Being busy is a form of laziness –lazy thinking and indiscriminate action. Being busy is most often used as a guide for avoiding the few critically important but uncomfortable actions.

Next time you find yourself doing busy work, you should ask yourself whether or not you are moving closer to your task. I find myself falling down this rabbit hole all the time without even realizing it. When I should be writing, I start cleaning the files on my computer or looking for a picture that correlates with the writing. I start doing all kinds of things, except the ones that are most important.

Solomon said that those engaged in idle pursuits lack sense. It is something to consider the next time we go on a marathon involving social media, all the episodes in whatever drama you’re watching, or knocking out the latest romance novel in one sitting. I know this is an area that I can improve in my own life.

If it is precious, then protect it.

Today, I find myself wanting to waste time. [Even writing that first sentence was a chore.] I wanted to write over the weekend, but I never got around to doing it. I slept in both weekend days. The residual effects of last week’s flu are still lingering, and the idea of sleeping in seemed to be a good use of my time.

I did not have a plan for the weekend. I did read a lot (started Jordan Peterson’s 12 Rules of Life), but I didn’t write. I completed many items on my to-do list, except the one I deemed most important. I now have a backlog of handwritten stories. All I needed to do is type them up. And now these stories, if I don’t hurry and get them completed, will become in my mind less relevant. If they don’t get finished, they will most likely get shelved. Possibly, permanently.

The weekend went by quickly, but I had the same amount of time as everyone else. I didn’t make the best use of it. There was no sense of urgency. This reminds me of Seneca’s Letter on the Shortness of Life (XLIX):

In other years time did not seem to me to go swiftly; now, it seems fast beyond belief, because I feel that the finish-line is moving closer to me, or it may be that I have begun to take heed and reckon up my losses.

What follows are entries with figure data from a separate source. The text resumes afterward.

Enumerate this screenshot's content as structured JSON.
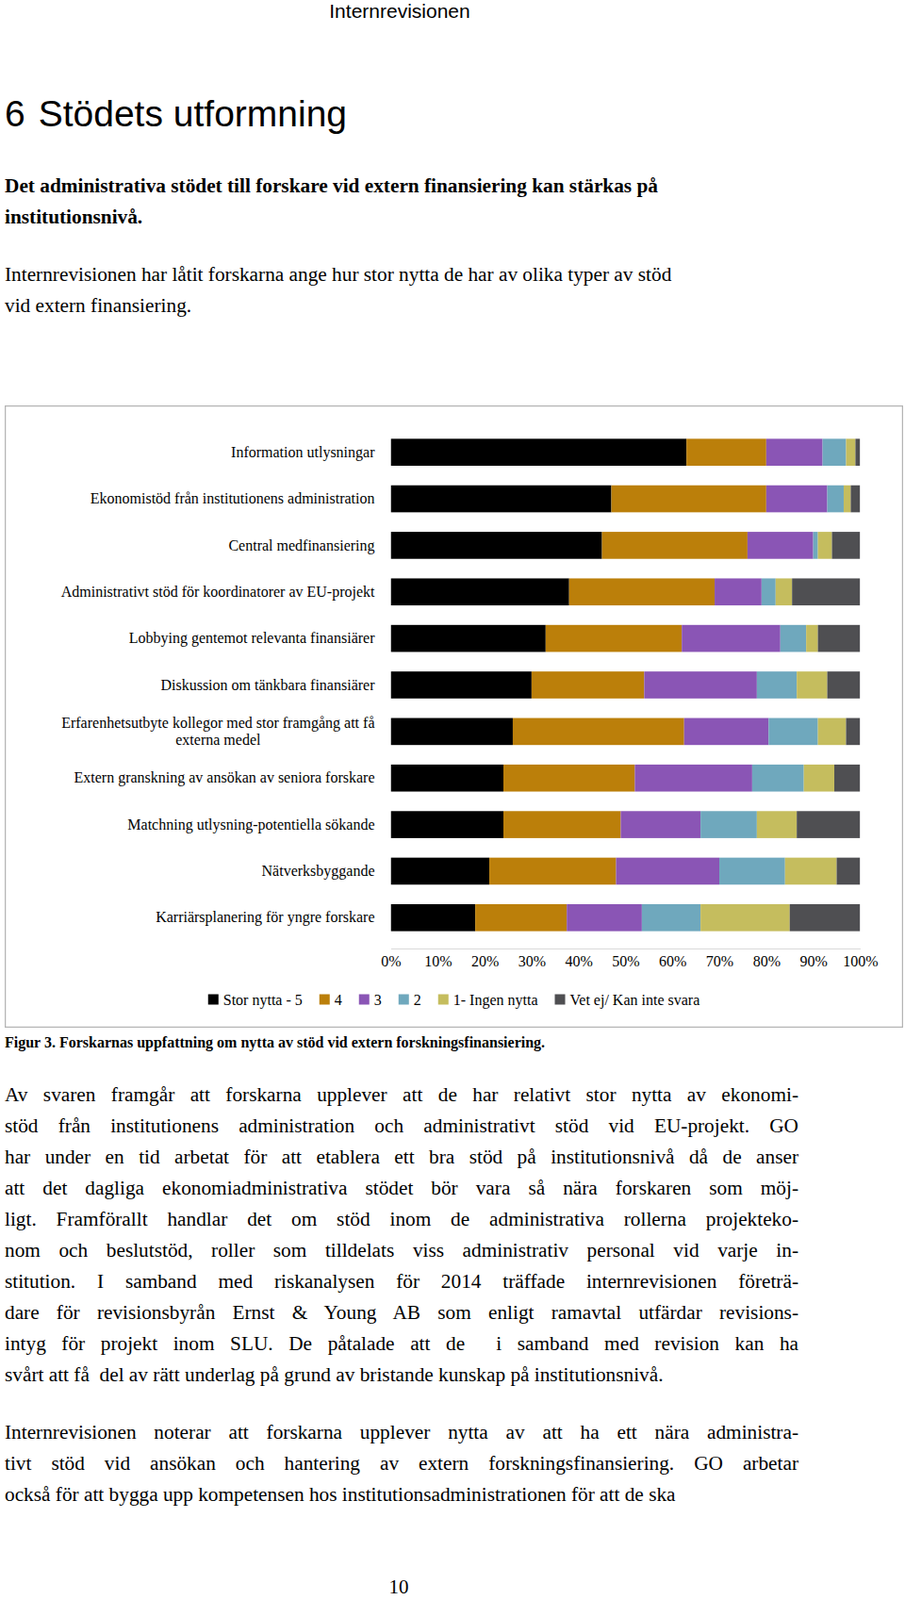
{
  "header": "Internrevisionen",
  "heading": {
    "number": "6",
    "text": "Stödets utformning"
  },
  "lead": [
    "Det administrativa stödet till forskare vid extern finansiering kan stärkas på",
    "institutionsnivå."
  ],
  "intro": [
    "Internrevisionen har låtit forskarna ange hur stor nytta de har av olika typer av stöd",
    "vid extern finansiering."
  ],
  "chart_data": {
    "type": "bar",
    "orientation": "horizontal",
    "stacked": true,
    "legend": "bottom",
    "categories": [
      "Information utlysningar",
      "Ekonomistöd från institutionens administration",
      "Central medfinansiering",
      "Administrativt stöd för koordinatorer av EU-projekt",
      "Lobbying gentemot relevanta finansiärer",
      "Diskussion om tänkbara finansiärer",
      "Erfarenhetsutbyte kollegor med stor framgång att få externa medel",
      "Extern granskning av ansökan av seniora forskare",
      "Matchning utlysning-potentiella sökande",
      "Nätverksbyggande",
      "Karriärsplanering för yngre forskare"
    ],
    "series": [
      {
        "name": "Stor nytta - 5",
        "color": "#000000",
        "values": [
          63,
          47,
          45,
          38,
          33,
          30,
          26,
          24,
          24,
          21,
          18
        ]
      },
      {
        "name": "4",
        "color": "#bb7f0a",
        "values": [
          17,
          33,
          31,
          31,
          29,
          24,
          36.5,
          28,
          25,
          27,
          19.5
        ]
      },
      {
        "name": "3",
        "color": "#8a55b5",
        "values": [
          12,
          13,
          14,
          10,
          21,
          24,
          18,
          25,
          17,
          22,
          16
        ]
      },
      {
        "name": "2",
        "color": "#6fa8bd",
        "values": [
          5,
          3.5,
          1,
          3,
          5.5,
          8.5,
          10.5,
          11,
          12,
          14,
          12.5
        ]
      },
      {
        "name": "1- Ingen nytta",
        "color": "#c5bd5e",
        "values": [
          2,
          1.5,
          3,
          3.5,
          2.5,
          6.5,
          6,
          6.5,
          8.5,
          11,
          19
        ]
      },
      {
        "name": "Vet ej/ Kan inte svara",
        "color": "#4f4f52",
        "values": [
          1,
          2,
          6,
          14.5,
          9,
          7,
          3,
          5.5,
          13.5,
          5,
          15
        ]
      }
    ],
    "xlim": [
      0,
      100
    ],
    "xticks": [
      {
        "value": 0,
        "label": "0%"
      },
      {
        "value": 10,
        "label": "10%"
      },
      {
        "value": 20,
        "label": "20%"
      },
      {
        "value": 30,
        "label": "30%"
      },
      {
        "value": 40,
        "label": "40%"
      },
      {
        "value": 50,
        "label": "50%"
      },
      {
        "value": 60,
        "label": "60%"
      },
      {
        "value": 70,
        "label": "70%"
      },
      {
        "value": 80,
        "label": "80%"
      },
      {
        "value": 90,
        "label": "90%"
      },
      {
        "value": 100,
        "label": "100%"
      }
    ]
  },
  "caption": "Figur 3. Forskarnas uppfattning om nytta av stöd vid extern forskningsfinansiering.",
  "body": [
    [
      "Av svaren framgår att forskarna upplever att de har relativt stor nytta av ekonomi-",
      "stöd från institutionens administration och administrativt stöd vid EU-projekt. GO",
      "har under en tid arbetat för att etablera ett bra stöd på institutionsnivå då de anser",
      "att det dagliga ekonomiadministrativa stödet bör vara så nära forskaren som möj-",
      "ligt. Framförallt handlar det om stöd inom de administrativa rollerna projekteko-",
      "nom och beslutstöd, roller som tilldelats viss administrativ personal vid varje in-",
      "stitution. I samband med riskanalysen för 2014 träffade internrevisionen företrä-",
      "dare för revisionsbyrån Ernst & Young AB som enligt ramavtal utfärdar revisions-",
      "intyg för projekt inom SLU. De påtalade att de  i samband med revision kan ha",
      "svårt att få  del av rätt underlag på grund av bristande kunskap på institutionsnivå."
    ],
    [
      "Internrevisionen noterar att forskarna upplever nytta av att ha ett nära administra-",
      "tivt stöd vid ansökan och hantering av extern forskningsfinansiering. GO arbetar",
      "också för att bygga upp kompetensen hos institutionsadministrationen för att de ska"
    ]
  ],
  "page_number": "10"
}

When I consider the things I should have done but did not do, time is indeed moving swiftly. This is a lesson to make the most of the time alotted to us. This is a lesson to not waste time, a lesson to not let it slip away carelessly. If time is truly precious, then it is our duty to protect it. Seneca goes on to write:

Show me that the good in life does not depend upon life’s length, but upon the use we make of it; also, that it is possible, or rather usual, for a man who has lived long to have lived too little.